В выморочном пространстве города, где властвует нечистая сила, раздолье только инфернальным птицам. Пермь Кальпиди густо заселена черными птицами: «Пермь – пернатое засилье, вотчина ворон и галок» (А, 45). Здесь «снег воронами декоративно закапан» (П, 91), а при входе в заколдованный круг Перми нам «салютуют, залпами треща воронами заряженные рощи» (П, 50). Черный окрас, разумеется, не только предметный атрибут, но и символический классификатор инфернальности зловещих пернатых: грачи «черные изнутри – и не загадка, каким цветом их крик обозначен» (П, 70). Следуя логике мифа, Кальпиди предлагает иронический вариант этиологии пернатости Перми: «Вилообразный дракон, пролетая Уральский хребет / (Змей ли Горыныч? Короче – фольклорный садист), / был обнаружен Иваном и сбит, но секрет / в том, что разбился на тысячи каркнувших птиц» (П, 56). Глубинным внутренним свойством выморочной реальности Перми, актуализированным в стихах Кальпиди, является все пронизывающий мотив оборотничества, выражающий инфернальную сущность города. Он связан с универсальным свойством кривизны, переводя его в акциональный ряд. В Перми нет ничего прямого, непосредственно данного, все кривляется: «Пермь, у ореха внутри тоже кривляется ночь. / Сколько ж орехов сломать, чтобы с твоею сравниться?» (П, 70); «над Камой, <…> – перевернутый при отраженьи треЧ / кривлялся» (С, 88). Распространенный вариант этой доминанты – мотив ряжения, переодевания, маски, сокрытия истинной сущности. Сомнительна даже река: «смотрите: река вдоль Перми пробирается пешая. / Как ей не надоест наряжаться уральской водою?» (П,171). «Пермский командор» притворяется невинной фигурой «гипсового атлета, / трехметровым веслом намекая, что Кама – не Лета» (А, 28). Пермь, иначе говоря, предстает как пространство кривляющихся личин.

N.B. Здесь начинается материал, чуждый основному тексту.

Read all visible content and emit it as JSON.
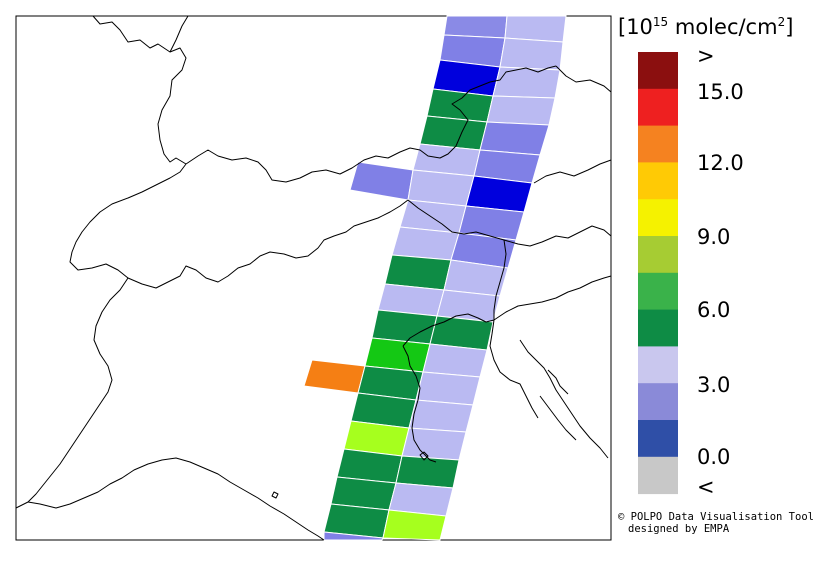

Характерно, что в ряде пермских стихотворений Кальпиди присутствует отсылка к театру, слово премьера, прозрачно анаграммирующее имя «Пермь», – одно из знаковых слов его словаря. Оборотничество в пермском мире Кальпиди, таким образом, связано и с интерпретацией одной их реальных черт городской жизни: Пермь традиционно гордится статусом театрального города. Обыгрывание этой реалии в стихах Кальпиди проницательно выявляет ее структурный характер в рамках провинциального текста русской литературы. Сошлемся на мнение Т. В. и П. А. Клубковых, в работе которых проанализирована устойчивая семантическая связь категорий провинциальности и театральности, выражающаяся в «формировании театральной метафоры» как объяснительной структуры провинциальной жизни [Клубкова 2000: 151].
Свойство оборотничества как универсальное качество Перми совсем не безлично. За всеми инфернальными свойствами городского пространства чувствуется единый субъект превращений, режиссер тотальной игры: «Кто это в хлопья одел арифметический рой?» (П, 70).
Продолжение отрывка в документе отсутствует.